By: Andrew Haas
This year has been big for animated features. There have been some gems like Zootopia and duds like Angry Birds. So I didn’t know what to expect going into Storks. This is the latest film from Warner Animation Group, the studio responsible for the highly acclaimed The LEGO Movie. The trailers didn’t do much for me initially, but the studio and the writer/co-director Nicholas Stoller of Forgetting Sarah Marshall fame did make me curious to see how it would be. After seeing it, not all of it worked, but I still found enjoyment in the flick.
Storks no longer deliver babies, but instead work with packages for Cornerstore. Junior, voiced by Andy Samberg, is about to be promoted to company boss, until a new order for a baby arrives. Now with the help of the orphaned human worker Tulip, voiced by Katie Crown, the two must fix the mistake by delivering the newly created baby before anyone finds out.

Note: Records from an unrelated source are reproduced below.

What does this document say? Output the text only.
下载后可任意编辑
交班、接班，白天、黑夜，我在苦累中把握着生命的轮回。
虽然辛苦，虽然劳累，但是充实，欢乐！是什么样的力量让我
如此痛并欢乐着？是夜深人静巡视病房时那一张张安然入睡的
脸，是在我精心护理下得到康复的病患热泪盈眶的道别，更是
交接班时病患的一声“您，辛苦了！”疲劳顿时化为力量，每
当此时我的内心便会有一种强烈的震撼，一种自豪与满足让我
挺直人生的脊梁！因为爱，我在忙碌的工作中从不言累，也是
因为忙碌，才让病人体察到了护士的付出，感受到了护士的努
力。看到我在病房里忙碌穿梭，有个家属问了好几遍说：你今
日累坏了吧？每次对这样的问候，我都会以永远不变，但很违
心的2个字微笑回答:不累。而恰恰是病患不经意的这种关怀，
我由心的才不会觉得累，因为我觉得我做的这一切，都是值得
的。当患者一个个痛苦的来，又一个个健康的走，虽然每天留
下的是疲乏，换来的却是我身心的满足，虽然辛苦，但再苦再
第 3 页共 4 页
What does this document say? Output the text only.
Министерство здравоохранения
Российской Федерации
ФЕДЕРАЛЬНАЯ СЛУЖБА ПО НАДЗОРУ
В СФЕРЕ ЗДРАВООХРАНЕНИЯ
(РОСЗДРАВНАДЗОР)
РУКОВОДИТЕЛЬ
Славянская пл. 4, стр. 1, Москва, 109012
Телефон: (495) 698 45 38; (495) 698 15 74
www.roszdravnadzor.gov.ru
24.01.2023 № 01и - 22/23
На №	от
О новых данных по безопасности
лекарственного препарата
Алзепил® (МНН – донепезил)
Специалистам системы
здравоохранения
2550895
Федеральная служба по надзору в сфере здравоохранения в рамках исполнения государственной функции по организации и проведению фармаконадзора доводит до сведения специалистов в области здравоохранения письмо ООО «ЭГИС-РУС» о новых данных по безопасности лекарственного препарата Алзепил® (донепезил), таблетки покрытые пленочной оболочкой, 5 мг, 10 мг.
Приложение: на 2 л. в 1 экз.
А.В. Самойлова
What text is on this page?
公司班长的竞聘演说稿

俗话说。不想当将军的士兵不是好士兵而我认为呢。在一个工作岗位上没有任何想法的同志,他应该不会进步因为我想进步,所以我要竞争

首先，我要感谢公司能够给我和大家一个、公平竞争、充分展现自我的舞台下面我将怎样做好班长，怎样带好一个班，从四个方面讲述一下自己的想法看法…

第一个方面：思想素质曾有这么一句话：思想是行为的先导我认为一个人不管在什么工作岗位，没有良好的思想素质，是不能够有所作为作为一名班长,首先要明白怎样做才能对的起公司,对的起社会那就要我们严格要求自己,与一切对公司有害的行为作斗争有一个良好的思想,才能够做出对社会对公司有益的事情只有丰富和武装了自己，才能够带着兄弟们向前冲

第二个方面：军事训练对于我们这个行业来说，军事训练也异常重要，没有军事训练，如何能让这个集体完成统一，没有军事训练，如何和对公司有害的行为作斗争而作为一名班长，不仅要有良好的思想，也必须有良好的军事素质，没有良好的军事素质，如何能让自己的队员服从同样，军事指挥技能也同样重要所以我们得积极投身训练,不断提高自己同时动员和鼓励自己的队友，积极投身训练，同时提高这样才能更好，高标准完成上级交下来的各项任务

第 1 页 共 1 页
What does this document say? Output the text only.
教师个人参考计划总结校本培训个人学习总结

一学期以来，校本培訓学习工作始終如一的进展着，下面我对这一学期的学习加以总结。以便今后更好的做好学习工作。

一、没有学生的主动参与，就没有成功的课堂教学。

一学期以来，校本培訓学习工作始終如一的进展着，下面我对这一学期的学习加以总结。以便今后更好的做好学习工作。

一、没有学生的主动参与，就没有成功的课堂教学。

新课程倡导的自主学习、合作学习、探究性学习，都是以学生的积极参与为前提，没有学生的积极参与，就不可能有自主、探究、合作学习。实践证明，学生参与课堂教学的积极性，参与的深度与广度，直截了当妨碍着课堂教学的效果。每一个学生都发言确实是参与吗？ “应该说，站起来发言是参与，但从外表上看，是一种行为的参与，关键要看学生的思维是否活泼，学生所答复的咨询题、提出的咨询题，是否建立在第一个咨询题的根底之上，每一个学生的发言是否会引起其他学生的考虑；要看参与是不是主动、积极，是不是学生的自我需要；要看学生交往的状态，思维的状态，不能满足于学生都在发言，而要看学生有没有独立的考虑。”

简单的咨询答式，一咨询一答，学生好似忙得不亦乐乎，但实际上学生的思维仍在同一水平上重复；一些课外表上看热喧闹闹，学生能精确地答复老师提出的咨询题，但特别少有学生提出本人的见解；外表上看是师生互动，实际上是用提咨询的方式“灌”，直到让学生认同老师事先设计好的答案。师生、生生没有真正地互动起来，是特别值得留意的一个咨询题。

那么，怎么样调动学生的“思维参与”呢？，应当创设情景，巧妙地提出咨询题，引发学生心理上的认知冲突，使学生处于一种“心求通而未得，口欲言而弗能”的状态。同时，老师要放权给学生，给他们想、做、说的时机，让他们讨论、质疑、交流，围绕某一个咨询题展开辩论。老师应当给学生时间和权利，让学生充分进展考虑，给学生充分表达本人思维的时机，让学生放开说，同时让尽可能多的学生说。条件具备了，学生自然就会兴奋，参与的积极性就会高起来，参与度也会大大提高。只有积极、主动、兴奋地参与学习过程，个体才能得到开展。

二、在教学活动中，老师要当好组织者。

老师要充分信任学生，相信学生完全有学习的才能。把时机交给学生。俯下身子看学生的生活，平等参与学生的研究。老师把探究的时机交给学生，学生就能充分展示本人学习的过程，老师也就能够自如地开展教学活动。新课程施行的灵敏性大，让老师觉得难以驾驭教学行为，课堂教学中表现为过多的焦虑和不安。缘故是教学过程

Much like The LEGO Movie, this film goes for rapid fire comedy. There is always one joke after another at a brisk pace. I will say this film’s writing does have a lot going for it. The plot itself leads to some pretty predictable arcs at times, but the humor is usually strong enough to make it work. Some jokes can be seen coming a mile away while others caught me completely off-guard. Set pieces like escaping from wolves and rescuing the baby without waking it up had me laughing out loud. This is helped by the animation which is one of the few examples of cartoony CGI that is actually well-executed. I felt like I was watching a 3D classic Looney Tunes cartoon. Besides that, I was surprised to find this film had a nice theme of parenthood. I can see a lot of parents relating to how the protagonists try to take care of the baby. In addition to the theme, there are scenes where the boy who asked for the baby sibling tries to bond with his parents, and it’s fun watching this family’s relationship grow over the arrival of a new member.
The characters each have their own little quirks and can be charming for the most part. Junior and Tulip are likeable leads and they work together well, even if they seem like they’re trying to one-up each other at being zany, which doesn’t always work. Kelsey Grammer as the boss stork Hunter is a great personality to watch and the family that wants the baby is also enjoyable while adding to the heart of the story. My favorite characters though have the be the wolfpack. Not only do they offer great comedic performances from Keegan-Michael Key and Jordan Peele, but they also have the best running gag in the film that I won’t dare give away.
However, not every gag sticks the landing; while the film already has a lot of good jokes, it acts like they’re not enough. Occasionally, there are scenes in between that feel the need to just throw entertainment at the audience even if they’re distracting or adding nothing of value to the story. It all feels jammed within the fast movement of events, resulting in the experience going back and forth between fun and exhausting. I found myself cringing at a couple points during the film because of how spastic, random, and useless some moments were.
Thankfully, the film does become very touching by the end. I won’t give away exactly how it ends, though anyone reading the premise could probably figure it out. The way it’s executed is very heartwarming and, despite the fact that I wasn’t in the best mood during some moments, I did end up leaving the film with a smile.
I’m glad I saw Storks even if it’s not the best animated feature I’ve seen so far this year. The story and frenetic humor are a mixed bag, but there’s still a good amount of laughs and heart that puts it above some of the more mediocre efforts this year. Frankly, how one views Storks will depend on the mood he or she is in walking into it. Kids will enjoy this for sure and even people entering parenthood will get a kick out of this. However, I feel like other adults are bound to be split on it; some will find it funny and charming while others will find it brainless and annoying. I’d say check it out and decide for yourself.